In short, the FAIR principles mean that data is:
- Findable: The first step in (re)using data is to find them. Make sure that your data can be found by both humans and machines. Discovery of datasets depends on persistent identifiers (PIDs) and metadata. Make your data findable by ensuring that data are described with rich metadata. Choose a data repository that assigns a persistent identifier when archiving a dataset. The advantage of a persistent identifier over a normal web address is that the PID always points to the data, even if the data itself has changed location. Several types of PID exist, such as DOI, Handle and URN. DOI is currently the most used PID but also other forms can be used. Use ORCID for your personal persistent researcher identifier and use this identifier with all your research outputs.
- Accessible: Once someone has found your data, they need to know how they can get access to them.

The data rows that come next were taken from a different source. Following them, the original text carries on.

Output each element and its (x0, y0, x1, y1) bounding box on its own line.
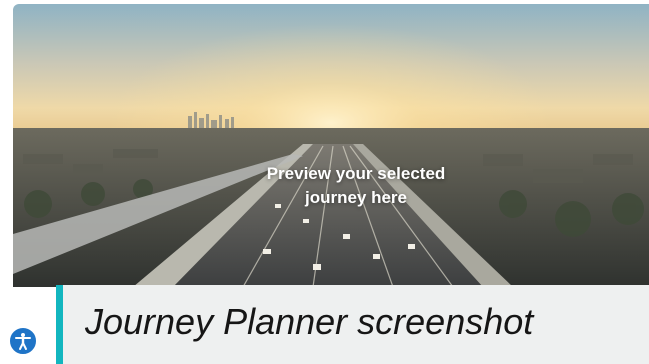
accessibility-button[interactable] (8, 326, 38, 356)
hero-caption: Preview your selected journey here (211, 162, 501, 210)
highway-photo (13, 4, 649, 287)
image-caption: Journey Planner screenshot (85, 301, 534, 342)
accessibility-icon (15, 333, 31, 350)
hero-caption-line1: Preview your selected (266, 164, 446, 183)
hero-image: Preview your selected journey here (13, 4, 649, 287)
hero-caption-line2: journey here (304, 188, 408, 207)
caption-accent-bar (56, 285, 63, 364)
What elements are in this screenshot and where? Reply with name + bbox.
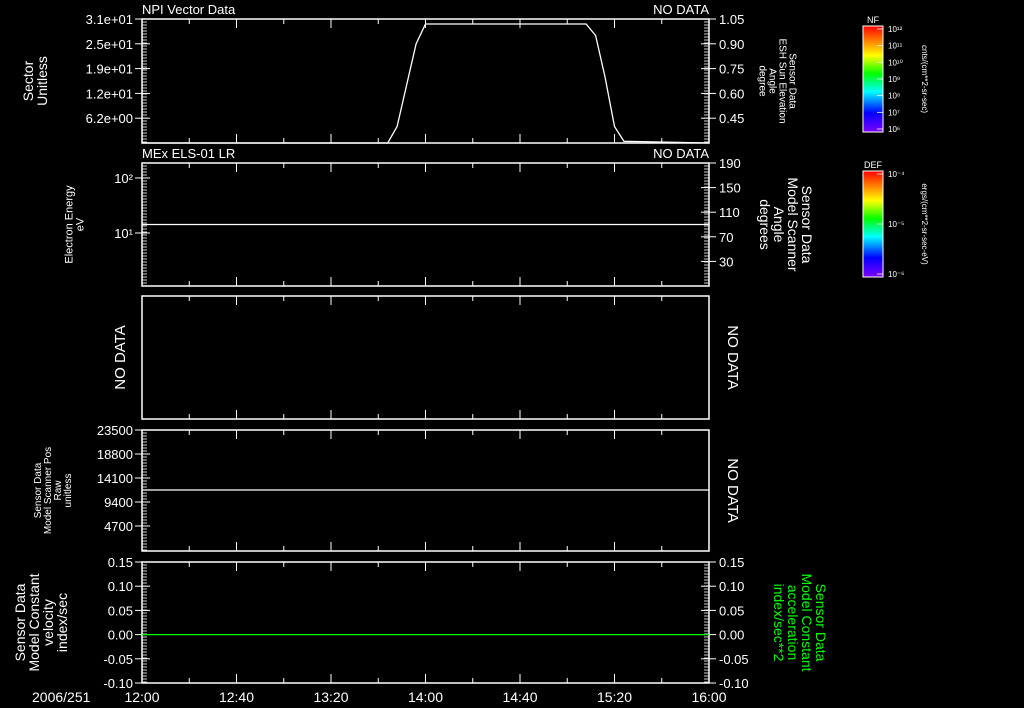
y-tick-label: 0.45 bbox=[719, 111, 744, 126]
y-tick-label: 18800 bbox=[97, 447, 133, 462]
y-tick-label: 110 bbox=[719, 205, 740, 220]
plot-frame bbox=[141, 18, 710, 144]
y-tick-label: 0.00 bbox=[108, 628, 133, 643]
right-axis-label: index/sec**2 bbox=[771, 584, 787, 662]
colorbar-unit-label: ergs/(cm**2-sr-sec-eV) bbox=[920, 183, 929, 265]
x-tick-label: 12:00 bbox=[124, 689, 159, 705]
panel-3: NO DATA NO DATA bbox=[112, 295, 741, 420]
y-tick-label: 0.90 bbox=[719, 37, 744, 52]
y-tick-label: 10² bbox=[114, 171, 133, 186]
colorbar-tick-label: 10¹⁰ bbox=[888, 58, 903, 67]
y-tick-label: 0.15 bbox=[108, 555, 133, 570]
y-tick-label: -0.05 bbox=[103, 652, 133, 667]
y-tick-label: 3.1e+01 bbox=[86, 12, 133, 27]
colorbar-tick-label: 10⁻⁴ bbox=[888, 170, 905, 179]
plot-frame bbox=[141, 561, 710, 684]
colorbar-title: DEF bbox=[864, 160, 883, 170]
x-tick-label: 13:20 bbox=[313, 689, 348, 705]
no-data-label: NO DATA bbox=[724, 325, 741, 389]
y-tick-label: 14100 bbox=[97, 471, 133, 486]
right-axis-label: degrees bbox=[757, 199, 773, 250]
y-tick-label: 0.05 bbox=[108, 603, 133, 618]
y-tick-label: 0.75 bbox=[719, 62, 744, 77]
colorbar-tick-label: 10⁹ bbox=[888, 75, 900, 84]
no-data-status: NO DATA bbox=[653, 146, 709, 161]
y-tick-label: 30 bbox=[719, 254, 733, 269]
x-tick-label: 16:00 bbox=[691, 689, 726, 705]
colorbar-title: NF bbox=[867, 15, 879, 25]
y-tick-label: 190 bbox=[719, 156, 741, 171]
no-data-label: NO DATA bbox=[724, 458, 741, 522]
y-tick-label: 1.2e+01 bbox=[86, 86, 133, 101]
y-tick-label: 1.05 bbox=[719, 12, 744, 27]
colorbar-def: DEF 10⁻⁴ 10⁻⁵ 10⁻⁶ ergs/(cm**2-sr-sec-eV) bbox=[862, 160, 929, 279]
y-tick-label: 23500 bbox=[97, 423, 133, 438]
plot-frame bbox=[141, 295, 710, 420]
series-line bbox=[142, 23, 710, 144]
y-tick-label: 6.2e+00 bbox=[86, 111, 133, 126]
y-tick-label: 2.5e+01 bbox=[86, 37, 133, 52]
y-tick-label: 9400 bbox=[104, 495, 133, 510]
y-tick-label: 0.10 bbox=[108, 579, 133, 594]
no-data-status: NO DATA bbox=[653, 2, 709, 17]
colorbar-unit-label: cnts/(cm**2-sr-sec) bbox=[920, 45, 929, 113]
left-axis-label: eV bbox=[75, 217, 87, 231]
y-tick-label: 0.60 bbox=[719, 86, 744, 101]
y-tick-label: 0.05 bbox=[719, 603, 744, 618]
x-tick-label: 15:20 bbox=[597, 689, 632, 705]
panel-1: NPI Vector Data NO DATA 6.2e+00 1.2e+01 1.9e… bbox=[20, 2, 798, 144]
y-tick-label: 1.9e+01 bbox=[86, 62, 133, 77]
panel-4: 47009400141001880023500Sensor Data Model … bbox=[33, 423, 741, 552]
y-tick-label: 0.10 bbox=[719, 579, 744, 594]
colorbar-tick-label: 10⁻⁶ bbox=[888, 270, 904, 279]
colorbar-tick-label: 10⁸ bbox=[888, 92, 900, 101]
colorbar-tick-label: 10⁻⁵ bbox=[888, 220, 904, 229]
panel-title: NPI Vector Data bbox=[142, 2, 236, 17]
colorbar-nf: NF 10¹² 10¹¹ 10¹⁰ 10⁹ 10⁸ 10⁷ 10⁶ cnts/(cm**2-sr… bbox=[862, 15, 929, 134]
date-label: 2006/251 bbox=[32, 689, 91, 705]
panel-title: MEx ELS-01 LR bbox=[142, 146, 235, 161]
y-tick-label: 0.15 bbox=[719, 555, 744, 570]
x-tick-label: 12:40 bbox=[219, 689, 254, 705]
no-data-label: NO DATA bbox=[112, 325, 129, 389]
y-tick-label: 10¹ bbox=[114, 226, 133, 241]
colorbar-tick-label: 10⁷ bbox=[888, 108, 900, 117]
left-axis-label: index/sec bbox=[54, 593, 70, 652]
colorbar-tick-label: 10¹¹ bbox=[888, 42, 903, 51]
colorbar-tick-label: 10⁶ bbox=[888, 125, 900, 134]
x-tick-label: 14:00 bbox=[408, 689, 443, 705]
left-axis-label: Unitless bbox=[34, 56, 50, 106]
y-tick-label: 0.00 bbox=[719, 628, 744, 643]
panel-2: MEx ELS-01 LR NO DATA10¹10²3070110150190E… bbox=[64, 146, 815, 287]
y-tick-label: 70 bbox=[719, 230, 733, 245]
colorbar-tick-label: 10¹² bbox=[888, 25, 903, 34]
left-axis-label: unitless bbox=[63, 474, 74, 508]
multi-panel-plot: NPI Vector Data NO DATA 6.2e+00 1.2e+01 1.9e… bbox=[12, 2, 929, 705]
right-axis-label: degree bbox=[757, 65, 768, 97]
y-tick-label: 4700 bbox=[104, 519, 133, 534]
panel-5: -0.10-0.050.000.050.100.15-0.10-0.050.00… bbox=[12, 555, 829, 691]
y-tick-label: 150 bbox=[719, 181, 741, 196]
y-tick-label: -0.05 bbox=[719, 652, 749, 667]
x-tick-label: 14:40 bbox=[502, 689, 537, 705]
x-axis: 12:00 12:40 13:20 14:00 14:40 15:20 16:00 2006/… bbox=[32, 689, 727, 705]
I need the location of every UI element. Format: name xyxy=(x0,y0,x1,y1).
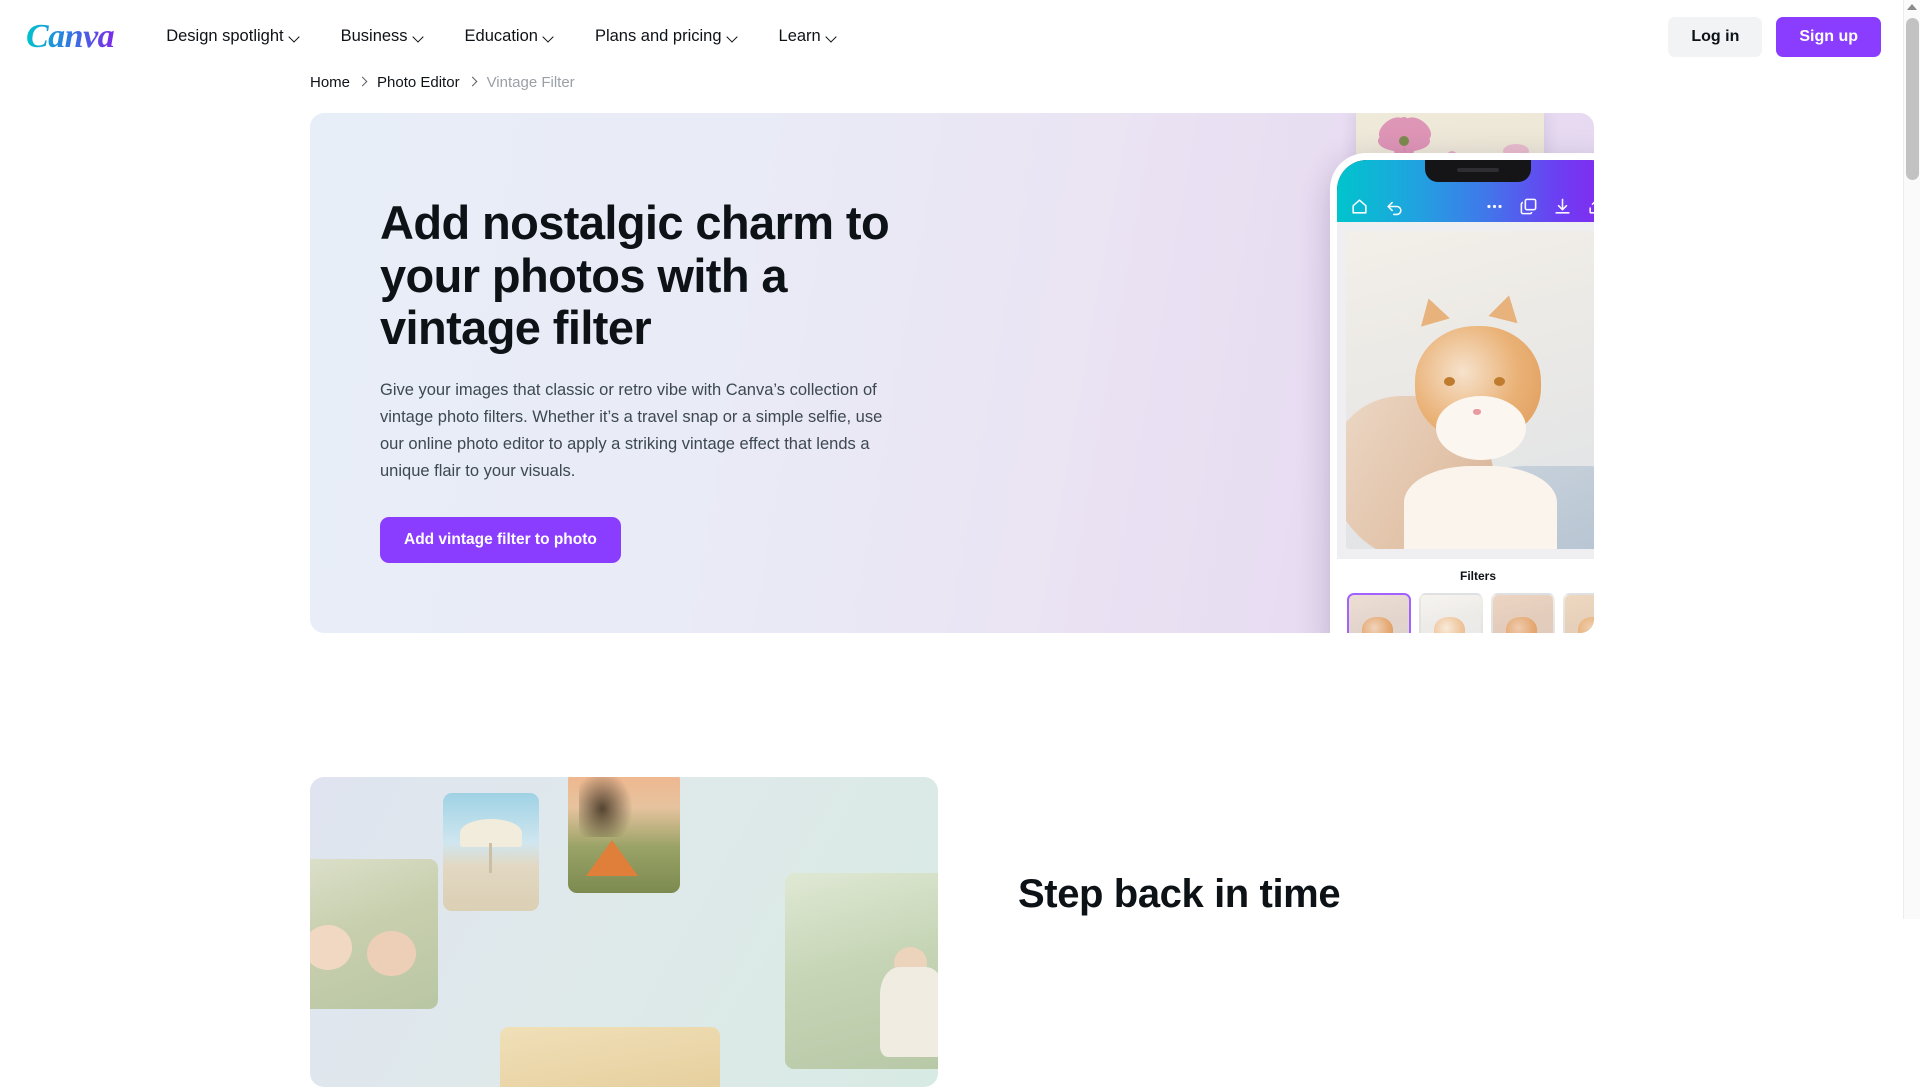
chevron-right-icon xyxy=(469,78,478,87)
nav-label: Education xyxy=(464,27,538,45)
download-icon[interactable] xyxy=(1553,197,1572,216)
editor-toolbar xyxy=(1337,160,1594,222)
header-actions: Log in Sign up xyxy=(1668,16,1881,57)
breadcrumb-item-vintage-filter: Vintage Filter xyxy=(486,74,575,91)
filter-thumbnail-list xyxy=(1337,593,1594,633)
main-navigation: Design spotlight Business Education Plan… xyxy=(164,21,840,52)
nav-item-plans-and-pricing[interactable]: Plans and pricing xyxy=(593,21,741,52)
man-walking-outdoors-photo xyxy=(785,873,938,1069)
phone-notch xyxy=(1425,160,1531,182)
duplicate-icon[interactable] xyxy=(1519,197,1538,216)
nav-label: Business xyxy=(340,27,408,45)
filter-thumb-1[interactable] xyxy=(1347,593,1411,633)
breadcrumb-item-home[interactable]: Home xyxy=(310,74,350,91)
filters-panel-title: Filters xyxy=(1459,569,1496,583)
nav-item-design-spotlight[interactable]: Design spotlight xyxy=(164,21,302,52)
chevron-right-icon xyxy=(359,78,368,87)
filter-thumb-3[interactable] xyxy=(1491,593,1555,633)
nav-label: Plans and pricing xyxy=(594,27,722,45)
editor-canvas[interactable] xyxy=(1337,222,1594,558)
filter-thumb-2[interactable] xyxy=(1419,593,1483,633)
vintage-photo-collage xyxy=(310,777,938,1087)
section-two-title: Step back in time xyxy=(1018,872,1341,916)
chevron-down-icon xyxy=(827,32,838,43)
vintage-bottom-photo xyxy=(500,1027,720,1087)
hero-description: Give your images that classic or retro v… xyxy=(380,380,883,480)
hero-banner: Add nostalgic charm to your photos with … xyxy=(310,113,1594,633)
nav-label: Learn xyxy=(778,27,821,45)
filters-panel: Filters xyxy=(1337,558,1594,633)
family-portrait-photo xyxy=(310,859,438,1009)
phone-screen: Filters xyxy=(1337,160,1594,633)
beach-umbrella-photo xyxy=(443,793,539,911)
more-options-icon[interactable] xyxy=(1485,197,1504,216)
breadcrumb: Home Photo Editor Vintage Filter xyxy=(310,74,575,91)
site-header: Canva Design spotlight Business Educatio… xyxy=(0,0,1903,73)
add-vintage-filter-button[interactable]: Add vintage filter to photo xyxy=(380,517,621,564)
filter-thumb-4[interactable] xyxy=(1563,593,1594,633)
nav-label: Design spotlight xyxy=(166,27,284,45)
breadcrumb-item-photo-editor[interactable]: Photo Editor xyxy=(377,74,460,91)
chevron-down-icon xyxy=(290,32,301,43)
chevron-down-icon xyxy=(414,32,425,43)
hero-copy: Add nostalgic charm to your photos with … xyxy=(380,196,910,564)
undo-icon[interactable] xyxy=(1385,197,1404,216)
chevron-down-icon xyxy=(544,32,555,43)
phone-mockup: Filters xyxy=(1330,153,1594,633)
cat-being-held-photo xyxy=(1346,231,1594,549)
page-scrollbar[interactable] xyxy=(1903,0,1920,919)
share-icon[interactable] xyxy=(1587,197,1594,216)
nav-item-education[interactable]: Education xyxy=(463,21,557,52)
nav-item-learn[interactable]: Learn xyxy=(777,21,840,52)
filters-panel-header: Filters xyxy=(1337,559,1594,593)
canva-logo[interactable]: Canva xyxy=(26,18,115,56)
scroll-up-arrow-icon[interactable] xyxy=(1907,4,1917,10)
home-icon[interactable] xyxy=(1350,197,1369,216)
scroll-thumb[interactable] xyxy=(1906,18,1919,180)
page-title: Add nostalgic charm to your photos with … xyxy=(380,196,890,355)
editor-toolbar-icons xyxy=(1337,197,1594,216)
chevron-down-icon xyxy=(728,32,739,43)
signup-button[interactable]: Sign up xyxy=(1776,16,1881,57)
nav-item-business[interactable]: Business xyxy=(339,21,427,52)
sunset-camping-tent-photo xyxy=(568,777,680,893)
login-button[interactable]: Log in xyxy=(1668,16,1763,57)
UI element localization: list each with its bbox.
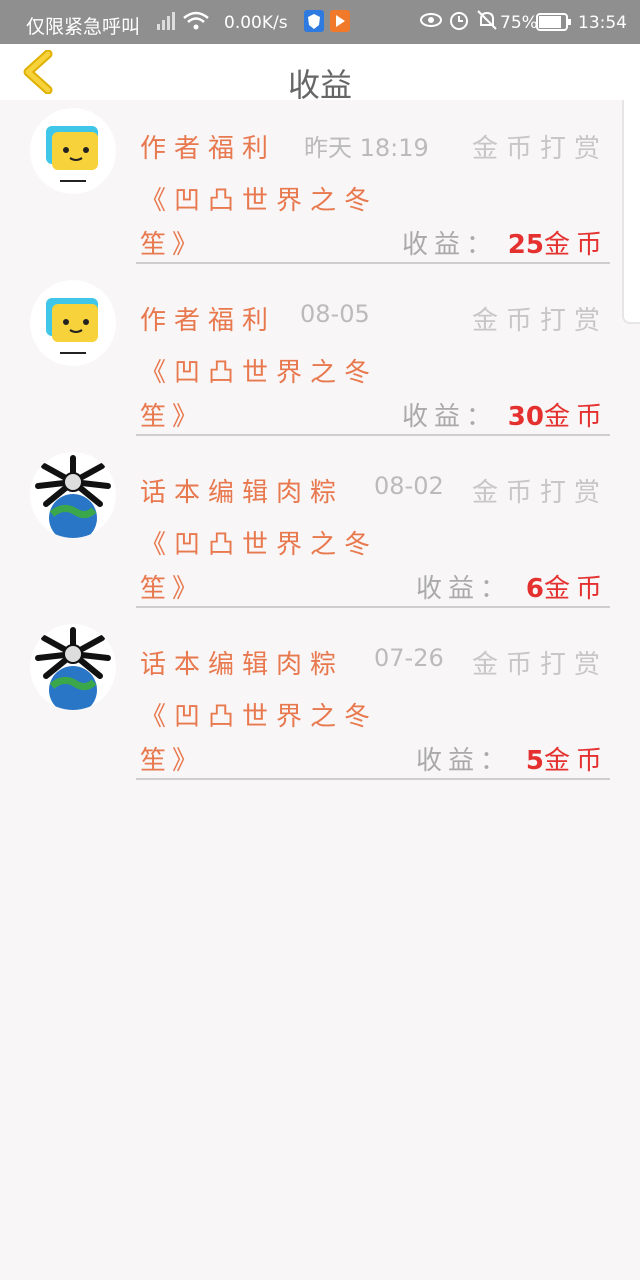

This can include e.g. authorisation and/or authentication processes. FAIR does not necessarily mean that data need to be open! In case the access to the data is restricted, make sure to provide sufficient contact information for other researchers if they are interested about the data. If the data cannot be made openly accessible, it is usually still possible to make the metadata publicly available.
- Interoperable: Ensure that your data can be integrated with other data and that they can be utilised by applications or workflows for analysis, storage, and processing. Open, non-proprietary or common formats will increase accessibility. Think about software tools that are needed to access your data. If necessary, include documentation about the software (version, etc.). The concept of interoperability applies both at the data and metadata level.
- Reusable: To support proper data interpretation and to maximise the potential reuse of your data, make sure that your data and related metadata are well-described. Have a clear and accessible data usage license (e.g. Creative Commons) so others know what kinds of reuse are permitted.
The FAIR principles are guiding principles, not standards. FAIR describes qualities or behaviours that are required to make data maximally reusable. Those qualities can be achieved by different standards. Also, you may not always be able to adhere to all. But applying some of the principles to your data will add to the findability, accessibility, interoperability and reusability of your research data.
- FAIR = Findable, Accessible, Interoperable, Reusable
- Good metadata enables you to understand, use, and share your data now and in the future, and helps other researchers discover, access, use and cite your data.
- Adhere to the FAIR principles to the extent you can with the data in question.